Roasted Eggplant And Garlic Soup

MediterraneanVegetarianEasy50 minBy Northstar

Ingredients

Servings
4
  • 1 cup roasted garlic cloves
  • 0.5 cup chopped fresh mixed herbs (basil, oregano, parsley)
  • 2 tbsp olive oil, divided
  • 0.5 tsp salt, to taste
  • 0.3 tsp freshly ground black pepper
  • 2 large eggplants
  • 1 cup minced yellow onions
  • 1 tbsp minced garlic
  • 6 cup vegetable or chicken stock
  • 1 cup heavy cream
  • 0.3 tsp cayenne pepper, to taste

Instructions

  1. 1

    Preheat the oven to 400°F (200°C).
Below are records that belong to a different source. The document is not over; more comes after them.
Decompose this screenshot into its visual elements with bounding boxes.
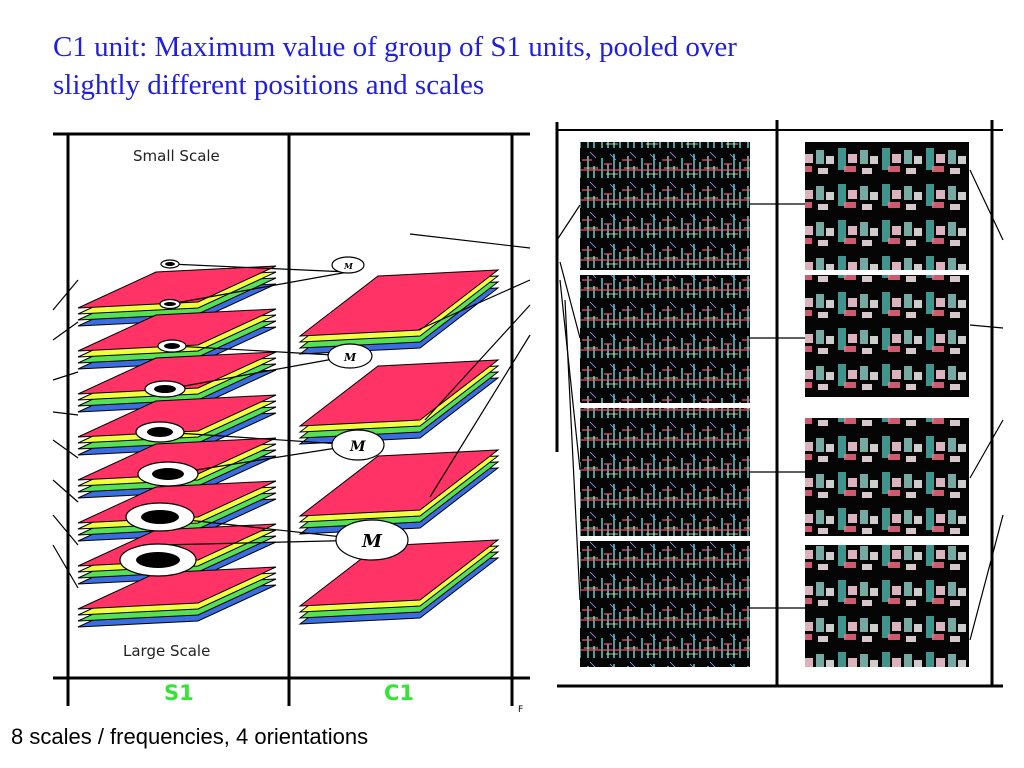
- slide-title: C1 unit: Maximum value of group of S1 un…: [53, 28, 953, 104]
- c1-unit-1: M: [331, 256, 365, 274]
- diagram-frame: [53, 132, 530, 706]
- s1-response-image-1: [580, 142, 750, 270]
- slide-caption: 8 scales / frequencies, 4 orientations: [11, 724, 369, 749]
- small-scale-label: Small Scale: [133, 147, 220, 165]
- s1-stack-1-layer-top: [77, 265, 277, 309]
- c1-stack-1-layer-top: [298, 269, 500, 337]
- image-panel-frame: [555, 120, 1003, 688]
- s1-unit-4: [144, 380, 186, 398]
- c1-unit-1-letter: M: [343, 261, 354, 271]
- s1-unit-2: [159, 298, 181, 310]
- c1-units: M M M M: [327, 256, 409, 561]
- s1-response-image-3: [580, 408, 750, 536]
- c1-response-image-4: [805, 545, 969, 667]
- s1-unit-3: [157, 339, 187, 353]
- cut-off-label: F: [518, 705, 523, 715]
- c1-layer-stacks: [298, 269, 500, 625]
- c1-response-image-1: [805, 142, 969, 270]
- slide-title-line-1: C1 unit: Maximum value of group of S1 un…: [53, 31, 737, 63]
- s1-to-c1-connectors: [159, 263, 371, 546]
- c1-unit-3: M: [331, 429, 385, 461]
- s1-response-image-4: [580, 541, 750, 667]
- large-scale-label: Large Scale: [123, 642, 210, 660]
- c1-unit-4: M: [335, 519, 409, 561]
- c1-stack-2-layer-top: [298, 359, 500, 427]
- c1-unit-2-letter: M: [343, 351, 357, 364]
- s1-unit-6: [137, 461, 199, 487]
- s1-unit-8: [119, 543, 197, 577]
- left-edge-connectors: [52, 279, 79, 589]
- s1-column-label: S1: [164, 681, 194, 705]
- image-connectors: [556, 169, 1004, 641]
- c1-stack-4-layer-top: [298, 539, 500, 607]
- c1-unit-4-letter: M: [361, 531, 383, 552]
- s1-unit-5: [135, 421, 185, 443]
- c1-unit-2: M: [327, 343, 373, 369]
- c1-unit-3-letter: M: [349, 439, 366, 455]
- s1-response-images: [580, 142, 750, 667]
- c1-response-image-3: [805, 418, 969, 536]
- c1-column-label: C1: [384, 681, 414, 705]
- c1-response-images: [805, 142, 969, 667]
- s1-unit-7: [125, 502, 195, 532]
- s1-response-image-2: [580, 275, 750, 403]
- c1-to-image-connectors: [409, 233, 531, 498]
- s1-unit-1: [160, 259, 180, 269]
- s1-stack-8-layer-top: [77, 566, 277, 610]
- slide-title-line-2: slightly different positions and scales: [53, 69, 485, 101]
- s1-receptive-fields: [119, 259, 199, 577]
- c1-response-image-2: [805, 275, 969, 397]
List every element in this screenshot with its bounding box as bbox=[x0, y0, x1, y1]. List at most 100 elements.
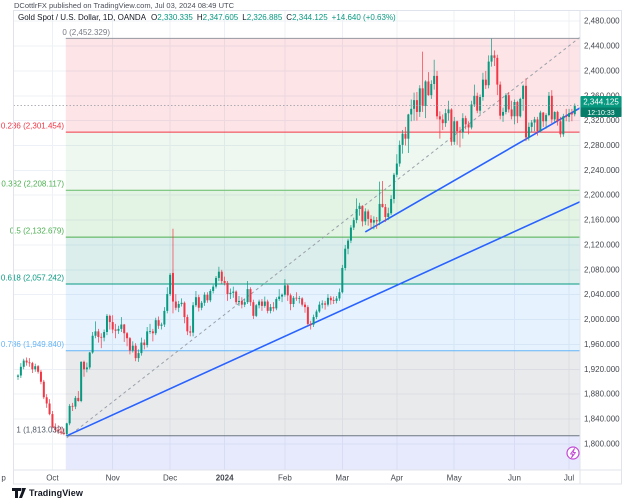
candle bbox=[42, 379, 45, 400]
price-tick-label: 2,040.000 bbox=[584, 290, 620, 299]
candle bbox=[421, 51, 424, 112]
candle bbox=[395, 154, 398, 178]
candle bbox=[347, 238, 350, 255]
fib-band bbox=[65, 435, 580, 470]
candle bbox=[318, 301, 321, 313]
symbol-title[interactable]: Gold Spot / U.S. Dollar, 1D, OANDA bbox=[18, 13, 147, 22]
candle bbox=[100, 333, 103, 349]
candle bbox=[427, 72, 430, 96]
candlestick-series bbox=[17, 38, 576, 436]
candle bbox=[404, 126, 407, 146]
trend-line-channel-lower[interactable] bbox=[66, 200, 581, 437]
time-tick-label: Jun bbox=[508, 474, 521, 483]
candle bbox=[111, 315, 114, 334]
candle bbox=[565, 108, 568, 122]
candle bbox=[516, 100, 519, 124]
candle bbox=[464, 115, 467, 130]
lightning-badge-icon[interactable] bbox=[566, 446, 580, 460]
candle bbox=[149, 323, 152, 334]
candle bbox=[77, 391, 80, 402]
time-tick-label: May bbox=[447, 474, 462, 483]
candle bbox=[352, 217, 355, 231]
tradingview-brand-text: TradingView bbox=[29, 488, 83, 498]
candle bbox=[433, 59, 436, 90]
candle bbox=[186, 314, 189, 336]
candle bbox=[504, 93, 507, 115]
tradingview-logo[interactable]: TradingView bbox=[12, 488, 83, 498]
candle bbox=[295, 292, 298, 301]
candle bbox=[398, 140, 401, 167]
price-tick-label: 2,120.000 bbox=[584, 240, 620, 249]
price-tick-label: 2,160.000 bbox=[584, 216, 620, 225]
time-tick-label: 2024 bbox=[216, 474, 234, 483]
fib-level-label: 0 (2,452.329) bbox=[62, 28, 110, 37]
candle bbox=[424, 80, 427, 119]
candle bbox=[536, 116, 539, 136]
candle bbox=[524, 78, 527, 142]
fib-band bbox=[65, 237, 580, 284]
price-axis[interactable]: 2,480.000 2,440.000 2,400.000 2,360.000 2,32… bbox=[584, 17, 620, 449]
fib-band bbox=[65, 283, 580, 351]
candle bbox=[260, 299, 263, 311]
candle bbox=[266, 299, 269, 314]
candle bbox=[349, 225, 352, 244]
candle bbox=[499, 81, 502, 120]
candle bbox=[568, 108, 571, 122]
candle bbox=[171, 228, 174, 314]
time-tick-label: Oct bbox=[46, 474, 59, 483]
candle bbox=[154, 317, 157, 336]
symbol-legend[interactable]: Gold Spot / U.S. Dollar, 1D, OANDA O2,330… bbox=[18, 13, 396, 22]
candle bbox=[255, 304, 258, 318]
fib-level-label: 0.786 (1,949.840) bbox=[1, 340, 64, 349]
candle bbox=[57, 425, 60, 434]
candle bbox=[226, 281, 229, 301]
candle bbox=[269, 304, 272, 314]
fib-retracement[interactable] bbox=[65, 37, 580, 470]
candle bbox=[166, 287, 169, 314]
candle bbox=[470, 100, 473, 130]
candle bbox=[401, 129, 404, 154]
candle bbox=[197, 294, 200, 312]
candle bbox=[71, 402, 74, 411]
badge-price: 2,344.125 bbox=[583, 98, 619, 107]
time-axis[interactable]: p Oct Nov Dec 2024 Feb Mar Apr May Jun Jul bbox=[1, 474, 574, 483]
candle bbox=[542, 111, 545, 127]
candle bbox=[447, 100, 450, 121]
candle bbox=[493, 50, 496, 66]
candle bbox=[48, 399, 51, 416]
candle bbox=[62, 428, 65, 436]
current-price-badge[interactable]: 2,344.125 12:10:33 bbox=[580, 96, 622, 117]
badge-countdown: 12:10:33 bbox=[587, 110, 614, 117]
candle bbox=[381, 180, 384, 208]
candle bbox=[283, 279, 286, 297]
close-value: 2,344.125 bbox=[292, 13, 328, 22]
candle bbox=[430, 80, 433, 99]
trend-line-dashed-projection[interactable] bbox=[66, 32, 586, 439]
candle bbox=[212, 284, 215, 294]
candle bbox=[545, 113, 548, 129]
candle bbox=[458, 126, 461, 148]
price-tick-label: 1,960.000 bbox=[584, 340, 620, 349]
candle bbox=[80, 361, 83, 403]
trend-line-channel-upper[interactable] bbox=[364, 106, 580, 233]
candle bbox=[45, 394, 48, 408]
candle bbox=[355, 198, 358, 224]
candle bbox=[513, 99, 516, 125]
candle bbox=[375, 217, 378, 229]
candle bbox=[28, 358, 31, 367]
candle bbox=[539, 110, 542, 133]
candle bbox=[473, 84, 476, 107]
candle bbox=[306, 305, 309, 326]
candle bbox=[332, 296, 335, 305]
candle bbox=[192, 302, 195, 337]
candle bbox=[441, 114, 444, 130]
time-tick-label: Mar bbox=[335, 474, 349, 483]
candle bbox=[263, 296, 266, 308]
candle bbox=[34, 363, 37, 372]
price-tick-label: 2,400.000 bbox=[584, 66, 620, 75]
candle bbox=[436, 70, 439, 120]
candle bbox=[157, 316, 160, 329]
candle bbox=[562, 113, 565, 137]
candle bbox=[438, 111, 441, 139]
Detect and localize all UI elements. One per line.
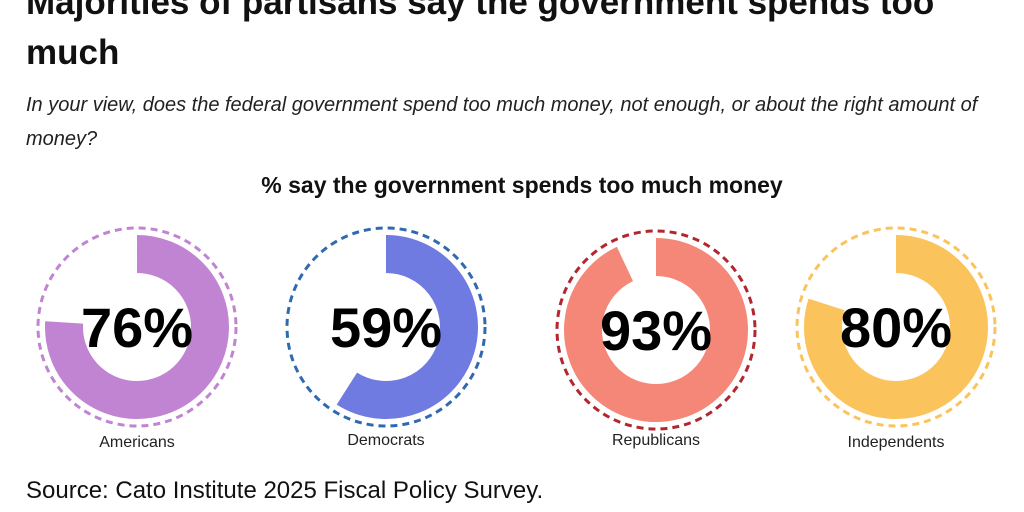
donut-outline-republicans — [555, 229, 757, 431]
value-label-independents: 80% — [840, 296, 952, 359]
donut-arc-republicans — [564, 238, 748, 422]
category-label-republicans: Republicans — [612, 432, 700, 449]
category-label-americans: Americans — [99, 434, 175, 451]
chart-heading: % say the government spends too much mon… — [261, 172, 783, 198]
donut-republicans: 93% Republicans — [555, 229, 757, 449]
donut-arc-americans — [45, 235, 229, 419]
donut-arc-independents — [804, 235, 988, 419]
donut-americans: 76% Americans — [36, 226, 238, 451]
category-label-independents: Independents — [848, 434, 945, 451]
donut-outline-americans — [36, 226, 238, 428]
donut-democrats: 59% Democrats — [285, 226, 487, 449]
donut-outline-independents — [795, 226, 997, 428]
chart-title: Majorities of partisans say the governme… — [26, 0, 935, 72]
donut-arc-democrats — [336, 235, 478, 419]
category-label-democrats: Democrats — [347, 432, 424, 449]
donut-independents: 80% Independents — [795, 226, 997, 451]
value-label-americans: 76% — [81, 296, 193, 359]
survey-question: In your view, does the federal governmen… — [26, 94, 978, 150]
source-note: Source: Cato Institute 2025 Fiscal Polic… — [26, 477, 544, 504]
value-label-democrats: 59% — [330, 296, 442, 359]
value-label-republicans: 93% — [600, 299, 712, 362]
donut-outline-democrats — [285, 226, 487, 428]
Combine the roasted garlic, fresh herbs, and a drizzle of olive oil; season with salt and pepper.

  2. 2

    Halve the eggplants lengthwise. Smear the garlic-herb mixture over the cut faces. Place cut-side up on a baking sheet and roast for 30 minutes until very tender. Remove and cool. Scoop out the flesh and discard the skins.

  3. 3

    Heat the remaining olive oil in a 2-quart saucepan. Sauté the onions for 2 minutes. Add the roasted eggplant flesh and the minced garlic; sauté 2 more minutes.

  4. 4

    Stir in the stock, bring to a boil, then reduce to a simmer for 10 minutes.

  5. 5

    Using a hand-held blender, purée until silky smooth. Stir in the cream and simmer for 3 more minutes. Season with salt and cayenne. Serve hot.